Kemnaker: Sertifikasi kompetensi perluas peluang kerja lulusan magang
Jakarta (ANTARA) - Kementerian Ketenagakerjaan (Kemnaker) menegaskan pentingnya sertifikasi kompetensi bagi para lulusan Magang Nasional sebagai langkah untuk memperkuat daya saing sekaligus memperbesar peluang kerja di dunia industri.
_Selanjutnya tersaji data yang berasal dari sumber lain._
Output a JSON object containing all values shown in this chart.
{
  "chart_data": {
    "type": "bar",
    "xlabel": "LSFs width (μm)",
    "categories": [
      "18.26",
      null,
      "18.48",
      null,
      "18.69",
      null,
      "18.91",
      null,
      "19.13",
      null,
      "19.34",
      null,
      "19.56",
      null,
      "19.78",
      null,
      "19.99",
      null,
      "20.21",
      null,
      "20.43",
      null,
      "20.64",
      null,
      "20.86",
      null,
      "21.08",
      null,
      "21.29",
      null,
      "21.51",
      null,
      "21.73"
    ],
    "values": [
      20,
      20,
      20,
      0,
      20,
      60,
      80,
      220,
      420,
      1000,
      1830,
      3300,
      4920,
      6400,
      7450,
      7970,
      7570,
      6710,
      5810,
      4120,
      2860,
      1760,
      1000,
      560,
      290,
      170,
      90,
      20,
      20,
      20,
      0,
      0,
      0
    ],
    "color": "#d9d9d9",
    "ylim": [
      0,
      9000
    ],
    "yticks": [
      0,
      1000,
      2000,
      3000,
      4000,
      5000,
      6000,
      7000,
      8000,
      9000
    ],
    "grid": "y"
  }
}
“Program magang tidak hanya memberikan pengalaman praktik di dunia kerja, tetapi juga harus menghasilkan pengakuan kompetensi yang dapat menjadi bekal peserta saat memasuki pasar kerja,” kata Direktur Jenderal Pembinaan Pelatihan Vokasi dan Produktivitas (Binalavotas) Kemnaker Darmawansyah dalam keterangannya di Jakarta, Jumat.
Lebih lanjut, ia mengatakan hal tersebut kembali dipertegas oleh Kemnaker menyusul program Magang Nasional Tahap 2 yang akan berakhir pada 23 Mei 2026.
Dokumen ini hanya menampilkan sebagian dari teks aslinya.